Heh, you got this one absolutely pitch perfect, Mike. Well-deserving of a wider public, why don't you make it one of your Yomiuri pieces?

Just a bit of anthropological history, what you rightly skewer has its antecedents in Ruth Benedict's Chrysanthemum and the Sword, which, while of course dated, is still much better than much of the stuff that came out of the short-lived Culture and Personality school of American cultural anthropology, the most ludicrous of which was Geoffrey Gorer's infant-swaddling hypothesis. In more recent times, the late Edward Hall, among many lesser luminaries in the cross-cultural field, including those who incorporated it into second-language teaching, took up the stereotype mongering torch (not to mention the associated reductionism of geographic and climatic determinism) to perpetuate this elevation of anecdote to explanation.

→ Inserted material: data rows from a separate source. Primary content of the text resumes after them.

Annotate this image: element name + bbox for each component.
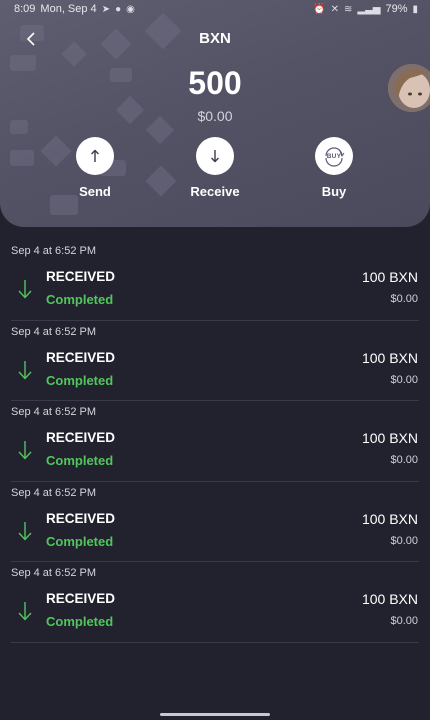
arrow-down-icon: [18, 280, 32, 299]
transaction-amount: 100 BXN: [361, 430, 418, 446]
mute-icon: ✕: [330, 3, 339, 15]
transaction-type: RECEIVED: [46, 510, 116, 526]
nav-row: BXN: [0, 28, 430, 50]
avatar[interactable]: [388, 64, 430, 112]
transaction-item[interactable]: Sep 4 at 6:52 PM RECEIVED Completed 100 …: [0, 240, 430, 321]
transaction-fiat: $0.00: [390, 373, 418, 386]
transaction-fiat: $0.00: [390, 534, 418, 547]
transaction-status: Completed: [46, 614, 114, 629]
transaction-fiat: $0.00: [390, 293, 418, 305]
send-action[interactable]: Send: [50, 137, 140, 199]
transaction-item[interactable]: Sep 4 at 6:52 PM RECEIVED Completed 100 …: [0, 321, 430, 401]
buy-action[interactable]: BUY Buy: [289, 137, 379, 199]
transaction-item[interactable]: Sep 4 at 6:52 PM RECEIVED Completed 100 …: [0, 482, 430, 562]
page-title: BXN: [199, 30, 231, 47]
transaction-amount: 100 BXN: [361, 591, 418, 607]
transaction-date: Sep 4 at 6:52 PM: [11, 245, 96, 257]
transaction-status: Completed: [46, 533, 114, 549]
transaction-type: RECEIVED: [46, 591, 116, 606]
transaction-date: Sep 4 at 6:52 PM: [11, 567, 96, 579]
transaction-fiat: $0.00: [390, 454, 418, 466]
transaction-amount: 100 BXN: [361, 269, 418, 285]
status-date: Mon, Sep 4: [40, 3, 97, 15]
battery-level: 79%: [385, 3, 408, 15]
home-indicator[interactable]: [160, 713, 270, 716]
token-header-card: BXN 500 $0.00 Send Receive BUY Buy: [0, 0, 430, 227]
alarm-icon: ⏰: [313, 3, 326, 15]
buy-button[interactable]: BUY: [315, 137, 353, 175]
arrow-down-icon: [18, 441, 32, 460]
status-time: 8:09: [14, 3, 36, 15]
send-label: Send: [79, 184, 111, 199]
receive-action[interactable]: Receive: [170, 137, 260, 199]
signal-icon: ▂▃▅: [357, 3, 381, 15]
messenger-icon: ◉: [126, 3, 135, 15]
transaction-amount: 100 BXN: [361, 349, 418, 366]
transaction-status: Completed: [46, 453, 114, 468]
transaction-status: Completed: [46, 292, 114, 307]
arrow-down-icon: [18, 521, 32, 541]
transaction-date: Sep 4 at 6:52 PM: [11, 325, 96, 338]
buy-icon-text: BUY: [326, 152, 342, 160]
transaction-list: Sep 4 at 6:52 PM RECEIVED Completed 100 …: [0, 240, 430, 643]
transaction-date: Sep 4 at 6:52 PM: [11, 486, 96, 499]
transaction-item[interactable]: Sep 4 at 6:52 PM RECEIVED Completed 100 …: [0, 401, 430, 482]
transaction-date: Sep 4 at 6:52 PM: [11, 406, 96, 418]
fiat-balance: $0.00: [197, 108, 233, 124]
send-button[interactable]: [76, 137, 114, 175]
arrow-down-icon: [18, 602, 32, 621]
transaction-fiat: $0.00: [390, 615, 418, 627]
telegram-icon: ➤: [101, 3, 111, 15]
divider: [11, 641, 419, 643]
wifi-icon: ≋: [343, 3, 353, 15]
battery-icon: ▮: [412, 3, 418, 15]
receive-label: Receive: [190, 184, 240, 199]
transaction-type: RECEIVED: [46, 349, 116, 365]
token-balance: 500: [188, 65, 242, 101]
notification-icon: ●: [115, 3, 122, 15]
transaction-type: RECEIVED: [46, 269, 116, 284]
transaction-type: RECEIVED: [46, 430, 116, 445]
arrow-up-icon: [91, 149, 99, 162]
buy-label: Buy: [321, 184, 347, 199]
transaction-status: Completed: [46, 372, 114, 388]
receive-button[interactable]: [196, 137, 234, 175]
avatar-image: [388, 64, 430, 112]
transaction-amount: 100 BXN: [361, 510, 418, 527]
arrow-down-icon: [18, 360, 32, 380]
transaction-item[interactable]: Sep 4 at 6:52 PM RECEIVED Completed 100 …: [0, 562, 430, 643]
arrow-down-icon: [211, 150, 219, 163]
status-bar: 8:09 Mon, Sep 4 ➤ ● ◉ ⏰ ✕ ≋ ▂▃▅ 79% ▮: [0, 0, 430, 18]
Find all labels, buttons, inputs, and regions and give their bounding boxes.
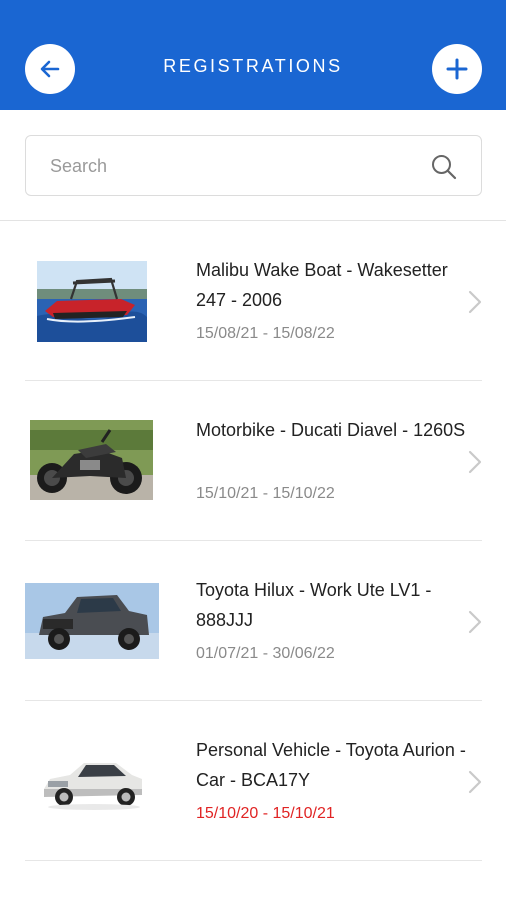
registration-title: Personal Vehicle - Toyota Aurion - Car -… bbox=[196, 740, 466, 790]
registration-dates-expired: 15/10/20 - 15/10/21 bbox=[196, 805, 335, 822]
add-registration-button[interactable] bbox=[432, 44, 482, 94]
registration-title: Malibu Wake Boat - Wakesetter 247 - 2006 bbox=[196, 260, 448, 310]
ute-photo bbox=[25, 583, 159, 659]
registration-item[interactable]: Malibu Wake Boat - Wakesetter 247 - 2006… bbox=[0, 221, 506, 381]
app-header: REGISTRATIONS bbox=[0, 0, 506, 110]
registration-dates: 15/08/21 - 15/08/22 bbox=[196, 325, 335, 342]
chevron-right-icon bbox=[468, 450, 482, 474]
registration-item[interactable]: Personal Vehicle - Toyota Aurion - Car -… bbox=[0, 701, 506, 861]
registration-item[interactable]: Toyota Hilux - Work Ute LV1 - 888JJJ 01/… bbox=[0, 541, 506, 701]
sedan-photo bbox=[40, 749, 146, 813]
plus-icon bbox=[446, 58, 468, 80]
registration-item[interactable]: Motorbike - Ducati Diavel - 1260S 15/10/… bbox=[0, 381, 506, 541]
search-icon[interactable] bbox=[430, 153, 458, 181]
registrations-list: Malibu Wake Boat - Wakesetter 247 - 2006… bbox=[0, 221, 506, 861]
list-divider bbox=[25, 860, 482, 861]
registration-title: Motorbike - Ducati Diavel - 1260S bbox=[196, 420, 466, 440]
wake-boat-photo bbox=[37, 261, 147, 342]
search-box bbox=[25, 135, 482, 196]
chevron-right-icon bbox=[468, 290, 482, 314]
page-title: REGISTRATIONS bbox=[163, 56, 343, 76]
search-input[interactable] bbox=[50, 150, 410, 182]
registration-dates: 15/10/21 - 15/10/22 bbox=[196, 485, 335, 502]
motorbike-photo bbox=[30, 420, 153, 500]
registration-dates: 01/07/21 - 30/06/22 bbox=[196, 645, 335, 662]
chevron-right-icon bbox=[468, 770, 482, 794]
chevron-right-icon bbox=[468, 610, 482, 634]
registration-title: Toyota Hilux - Work Ute LV1 - 888JJJ bbox=[196, 580, 432, 630]
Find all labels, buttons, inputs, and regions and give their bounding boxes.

I recall a colleague taking pains to explain to her students that they didn't have to become Americans to speak English fluently ;)

Hi Walter.

As you know, a number of those early pioneer attempts at cross-cultural research are seen primarily as anachronisms now. I suppose that Hall, for example, was quite revolutionary for his time. Who else had tried to quantify low/high context (a recent topic in my Yomiuri column) or proximetrics in the mid 60's? Likewise, the Boaz school of anthropology, which influenced the Sapir-Whorf hypothesis, seems to hold more historical than research/knowledge value.

EXCEPT, that is, in the good old world of ELT, where Hall's ruminations still seem to hold great currency. Go figure.